# Online plant ordering



## adultswim (Oct 21, 2004)

Who can I trust to give me good rooted plants that won't die. I'm looking at www.aquariumdriftwood.com they have a good deal on a pre selected assortment of plants and driftwood. Does anyone know about this website??


----------



## NavinWithPs (Apr 3, 2003)

www.aquabid.com

there's a plant auction there where u can purchase single species, or a package. the thing i like about this is that, sometimes, you can get free shipping.

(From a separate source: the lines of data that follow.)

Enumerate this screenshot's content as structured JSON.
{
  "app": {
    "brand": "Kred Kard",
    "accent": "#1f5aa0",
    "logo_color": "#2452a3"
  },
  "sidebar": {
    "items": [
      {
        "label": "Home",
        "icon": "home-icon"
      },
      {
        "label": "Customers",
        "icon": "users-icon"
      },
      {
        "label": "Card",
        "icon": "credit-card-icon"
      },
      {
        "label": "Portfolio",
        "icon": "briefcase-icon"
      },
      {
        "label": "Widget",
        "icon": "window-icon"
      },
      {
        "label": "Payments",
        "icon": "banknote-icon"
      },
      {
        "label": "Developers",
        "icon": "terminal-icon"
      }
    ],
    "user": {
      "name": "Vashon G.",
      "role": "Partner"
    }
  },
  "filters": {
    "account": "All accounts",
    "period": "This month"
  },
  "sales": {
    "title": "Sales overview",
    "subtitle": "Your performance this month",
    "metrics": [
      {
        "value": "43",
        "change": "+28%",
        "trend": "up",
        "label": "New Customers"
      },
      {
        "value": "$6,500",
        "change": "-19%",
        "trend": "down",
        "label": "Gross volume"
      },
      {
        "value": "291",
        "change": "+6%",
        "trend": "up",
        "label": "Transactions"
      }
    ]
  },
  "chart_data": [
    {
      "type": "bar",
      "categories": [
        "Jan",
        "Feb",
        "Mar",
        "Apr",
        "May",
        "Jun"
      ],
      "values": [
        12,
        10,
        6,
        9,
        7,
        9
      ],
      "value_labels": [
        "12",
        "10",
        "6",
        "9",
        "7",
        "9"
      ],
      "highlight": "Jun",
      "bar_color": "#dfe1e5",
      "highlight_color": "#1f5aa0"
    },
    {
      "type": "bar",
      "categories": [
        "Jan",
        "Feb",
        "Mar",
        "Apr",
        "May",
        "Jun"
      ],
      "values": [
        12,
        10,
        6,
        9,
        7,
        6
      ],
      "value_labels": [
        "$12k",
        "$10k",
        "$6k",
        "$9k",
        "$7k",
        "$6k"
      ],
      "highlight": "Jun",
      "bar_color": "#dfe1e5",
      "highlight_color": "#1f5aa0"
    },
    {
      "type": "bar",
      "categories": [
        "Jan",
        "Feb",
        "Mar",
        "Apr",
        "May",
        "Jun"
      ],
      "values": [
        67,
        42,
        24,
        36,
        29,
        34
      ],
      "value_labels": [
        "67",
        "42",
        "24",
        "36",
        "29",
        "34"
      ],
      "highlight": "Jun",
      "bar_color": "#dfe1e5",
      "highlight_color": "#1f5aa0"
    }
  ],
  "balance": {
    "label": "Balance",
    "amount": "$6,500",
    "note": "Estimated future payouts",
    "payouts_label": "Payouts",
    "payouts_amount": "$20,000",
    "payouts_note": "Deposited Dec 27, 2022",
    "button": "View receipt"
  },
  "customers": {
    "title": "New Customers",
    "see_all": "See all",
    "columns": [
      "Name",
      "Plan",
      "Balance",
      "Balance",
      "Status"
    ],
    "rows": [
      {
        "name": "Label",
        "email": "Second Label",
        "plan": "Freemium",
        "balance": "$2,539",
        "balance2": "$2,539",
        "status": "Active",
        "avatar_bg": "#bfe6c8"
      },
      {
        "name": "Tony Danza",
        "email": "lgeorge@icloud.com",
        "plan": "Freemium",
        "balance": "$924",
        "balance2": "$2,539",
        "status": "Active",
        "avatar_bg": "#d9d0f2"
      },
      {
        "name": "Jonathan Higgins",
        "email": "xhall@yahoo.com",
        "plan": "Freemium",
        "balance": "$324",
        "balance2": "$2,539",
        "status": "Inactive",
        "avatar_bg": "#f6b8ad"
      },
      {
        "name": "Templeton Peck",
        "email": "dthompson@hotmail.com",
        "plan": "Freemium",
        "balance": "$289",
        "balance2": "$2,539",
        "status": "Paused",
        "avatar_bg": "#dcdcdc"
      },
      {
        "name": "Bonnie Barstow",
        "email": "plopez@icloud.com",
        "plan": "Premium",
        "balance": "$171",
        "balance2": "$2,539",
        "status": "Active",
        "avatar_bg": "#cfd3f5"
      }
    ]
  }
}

from recent bids that i've won, they usually give more then what is offered.


----------



## rchan11 (May 6, 2004)

I've purchased from aquabid and ebay with great success.


----------



## SpAzZy (Mar 30, 2004)

www.aquaticplantdepot.com

they have great pricing and my friend has ordered from them before and they arrived in great condition.


----------



## illnino (Mar 6, 2004)

www.aquaticplantdepot.com is the best, good shipping, great prices, anacharis bunches are like only $.45. i highly reccomend them


----------



## Gumby (Aug 13, 2004)

If you've got a store around you with a nice display tank, get buddy buddy with the manager and ask him if he'll give you some cuttings when they trim up the tank









As far as online ordering goes, I'd have to agree with aquabid. I've never used them personally but have talked to a lot of customers at the store who have found some rare stuff on there for good prices in good conditions.

Now that I think about it, I might to take a look and see if anyone has any sinking Ricca.


----------



## Outie (Feb 19, 2003)

Any of the dealers/sellers to the right are good and reliable. Other people of ebay etc..


----------